Butz, M., Steenbuck, I. D., and Van Ooyen, A. (2014). Frontiers in Neuroanatomy doi: 10.3389/fnana.2014.00115. [Full text: PDF] [Supplementary figure: PDF]


After brain lesions caused by tumors or stroke, or after lasting loss of input (deafferentation), inter- and intra-regional brain networks respond with complex changes in topology. Not only areas directly affected by the lesion but also regions remote from the lesion may alter their connectivity—a phenomenon known as diaschisis. Changes in network topology after brain lesions can lead to cognitive decline and increasing functional disability. However, the principles governing changes in network topology are poorly understood.

Here, we investigated whether homeostatic structural plasticity can account for changes in network topology after deafferentation and brain lesions. Homeostatic structural plasticity postulates that neurons aim to maintain a desired level of electrical activity by deleting synapses when neuronal activity is too high and by providing new synaptic contacts when activity is too low.

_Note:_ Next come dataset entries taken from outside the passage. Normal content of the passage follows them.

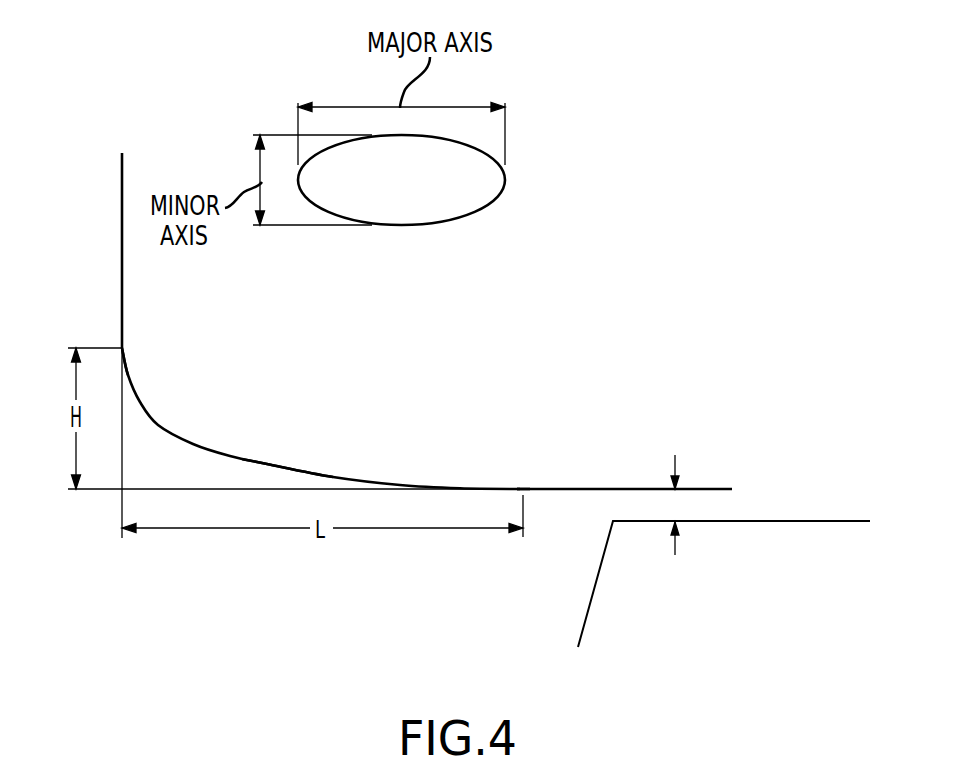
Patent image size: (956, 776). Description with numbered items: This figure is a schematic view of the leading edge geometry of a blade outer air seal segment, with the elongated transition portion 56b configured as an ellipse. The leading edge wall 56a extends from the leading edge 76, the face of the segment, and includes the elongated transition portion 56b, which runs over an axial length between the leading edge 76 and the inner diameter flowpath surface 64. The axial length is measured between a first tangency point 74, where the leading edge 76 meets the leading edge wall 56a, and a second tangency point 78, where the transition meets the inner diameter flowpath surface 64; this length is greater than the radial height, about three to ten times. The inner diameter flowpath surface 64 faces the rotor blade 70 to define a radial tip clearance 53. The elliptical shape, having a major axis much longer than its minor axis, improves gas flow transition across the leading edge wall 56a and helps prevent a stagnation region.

The radial tip clearance 53 is at (674, 505).
The leading edge wall 56a is at (190, 446).
The elongated transition portion 56b is at (265, 462).
The inner diameter flowpath surface 64 is at (562, 490).
The rotor blade 70 is at (793, 547).
The first tangency point 74 is at (298, 180).
The leading edge 76 is at (123, 355).
The second tangency point 78 is at (373, 225).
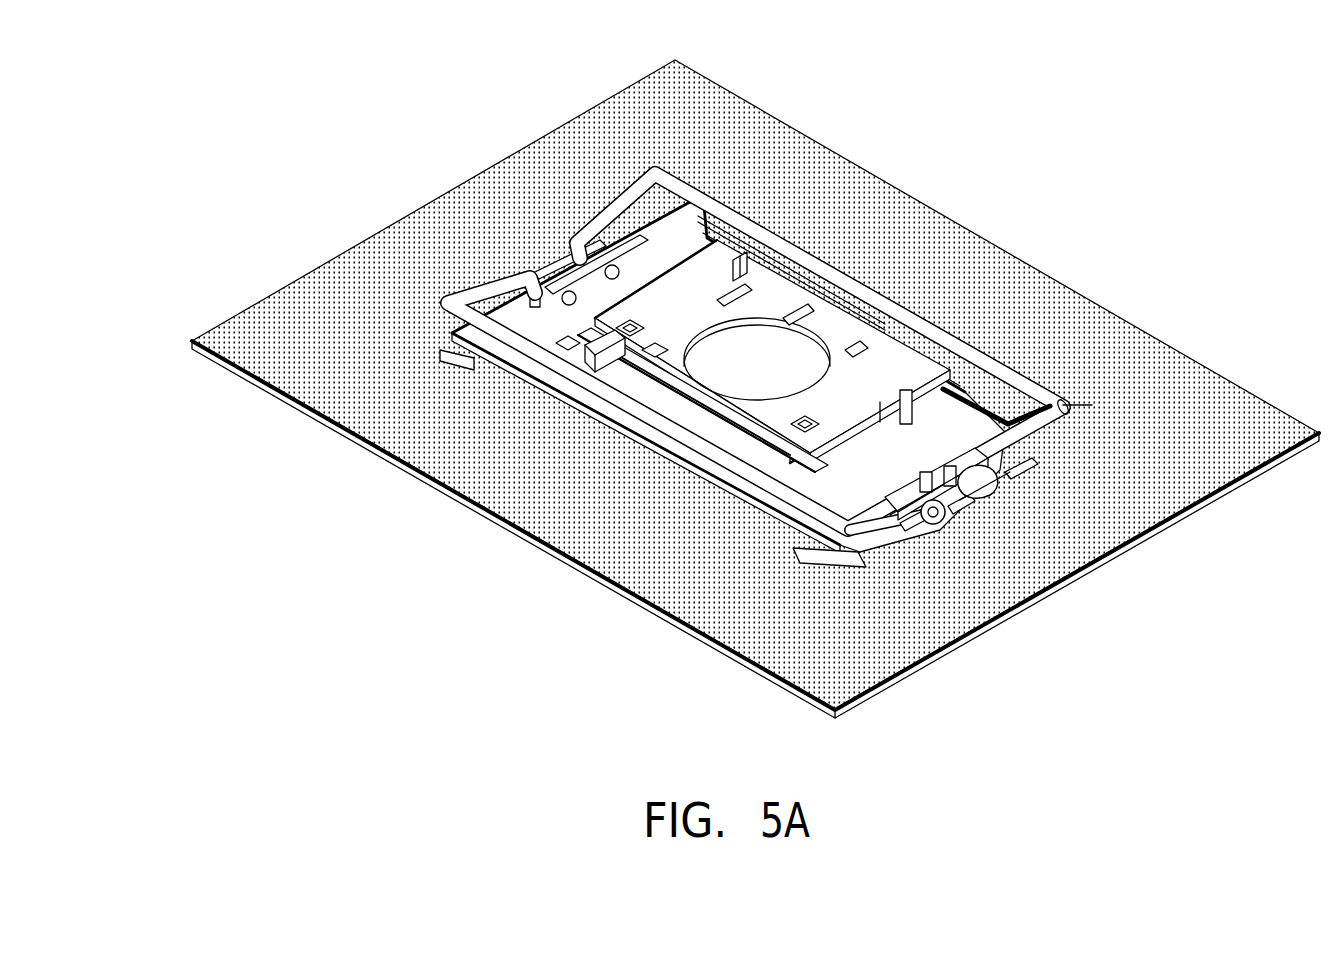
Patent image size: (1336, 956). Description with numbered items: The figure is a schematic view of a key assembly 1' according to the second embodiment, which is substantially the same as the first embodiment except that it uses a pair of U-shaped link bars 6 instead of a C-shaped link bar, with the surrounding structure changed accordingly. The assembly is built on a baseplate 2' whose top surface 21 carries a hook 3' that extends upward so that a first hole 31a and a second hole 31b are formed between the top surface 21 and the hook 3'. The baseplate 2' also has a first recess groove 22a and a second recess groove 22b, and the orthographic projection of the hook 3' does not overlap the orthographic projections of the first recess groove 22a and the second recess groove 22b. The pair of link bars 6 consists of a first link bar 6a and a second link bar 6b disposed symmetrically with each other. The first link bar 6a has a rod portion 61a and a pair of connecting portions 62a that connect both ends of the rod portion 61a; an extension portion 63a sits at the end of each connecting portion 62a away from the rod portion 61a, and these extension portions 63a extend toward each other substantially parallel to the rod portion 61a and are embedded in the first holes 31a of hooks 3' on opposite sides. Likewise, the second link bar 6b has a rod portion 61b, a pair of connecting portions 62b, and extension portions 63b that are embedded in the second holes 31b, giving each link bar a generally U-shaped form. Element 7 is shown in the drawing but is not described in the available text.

The key assembly 1' is at (752, 301).
The baseplate 2' is at (727, 516).
The top surface 21 is at (238, 368).
The adhesive layer 7 is at (304, 292).
The hook 3' is at (814, 351).
The first hole 31a is at (927, 487).
The second hole 31b is at (947, 483).
The first recess groove 22a is at (950, 517).
The second recess groove 22b is at (1017, 477).
The pair of link bars 6 is at (115, 58).
The first link bar 6a is at (1034, 709).
The second link bar 6b is at (1289, 536).
The rod portion 61a is at (845, 535).
The connecting portions 62a is at (915, 524).
The extension portion 63a is at (945, 525).
The rod portion 61b is at (1068, 412).
The connecting portions 62b is at (1035, 443).
The extension portion 63b is at (1025, 462).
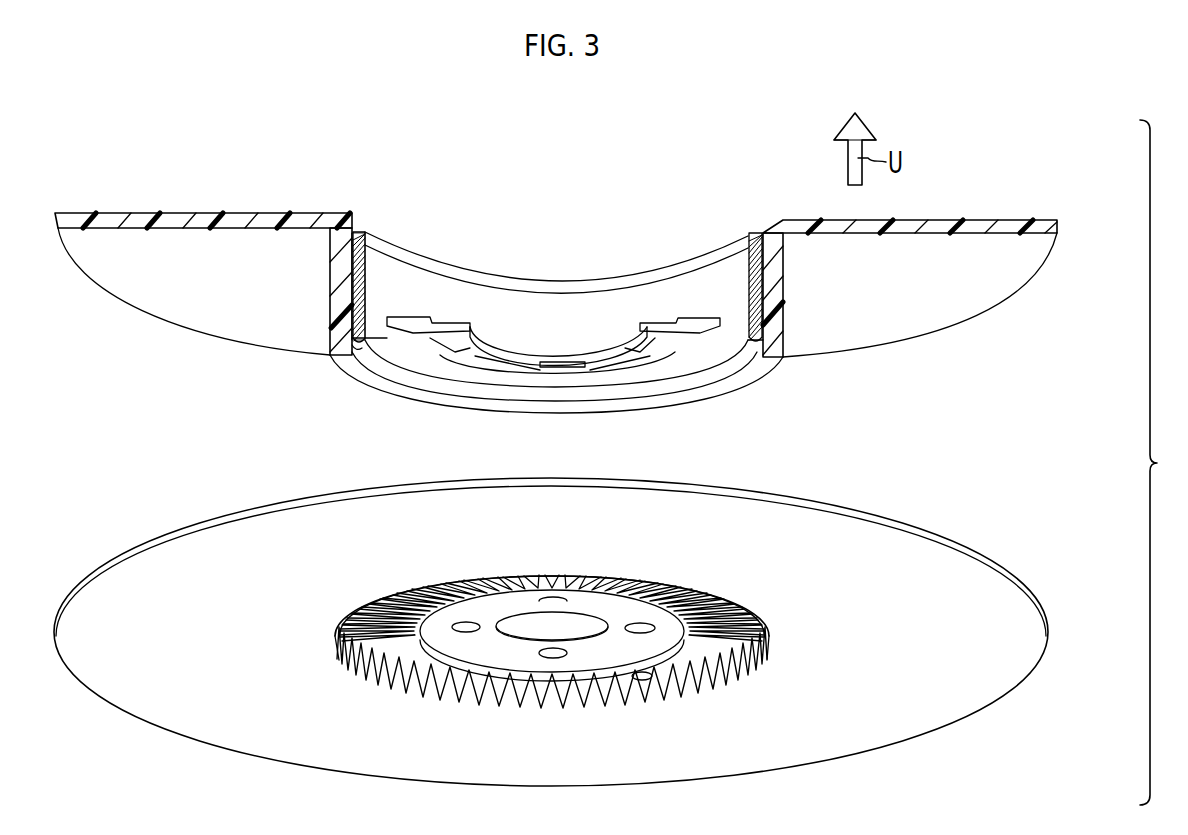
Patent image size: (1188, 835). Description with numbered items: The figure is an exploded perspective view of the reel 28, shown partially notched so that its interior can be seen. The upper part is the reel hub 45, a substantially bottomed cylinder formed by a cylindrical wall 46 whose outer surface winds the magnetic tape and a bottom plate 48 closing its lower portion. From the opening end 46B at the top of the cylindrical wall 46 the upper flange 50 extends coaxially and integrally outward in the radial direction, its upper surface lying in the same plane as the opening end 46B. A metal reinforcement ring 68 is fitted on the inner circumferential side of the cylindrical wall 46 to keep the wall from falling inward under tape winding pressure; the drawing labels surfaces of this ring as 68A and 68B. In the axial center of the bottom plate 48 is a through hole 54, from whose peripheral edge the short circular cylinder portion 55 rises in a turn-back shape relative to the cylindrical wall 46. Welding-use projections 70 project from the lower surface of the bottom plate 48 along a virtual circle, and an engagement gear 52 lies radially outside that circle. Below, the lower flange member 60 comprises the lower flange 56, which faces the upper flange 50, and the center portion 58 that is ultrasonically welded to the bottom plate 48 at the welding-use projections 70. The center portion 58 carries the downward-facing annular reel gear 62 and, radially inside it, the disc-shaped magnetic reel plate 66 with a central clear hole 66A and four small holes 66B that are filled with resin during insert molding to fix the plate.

Using our Model of Structural Plasticity, we explored how local changes in connectivity induced by a focal loss of input affected global network topology. In accordance with experimental and clinical data, we found that after partial deafferentation, the network as a whole became more random, although it maintained its small-world topology, while deafferentated neurons increased their betweenness centrality as they rewired and returned to the homeostatic range of activity. Furthermore, deafferentated neurons increased their global but decreased their local efficiency and got longer tailed degree distributions, indicating the emergence of hub neurons.

Together, our results suggest that homeostatic structural plasticity may be an important driving force for lesion-induced network reorganization and that the increase in betweenness centrality of deafferentated areas may hold as a biomarker for brain repair.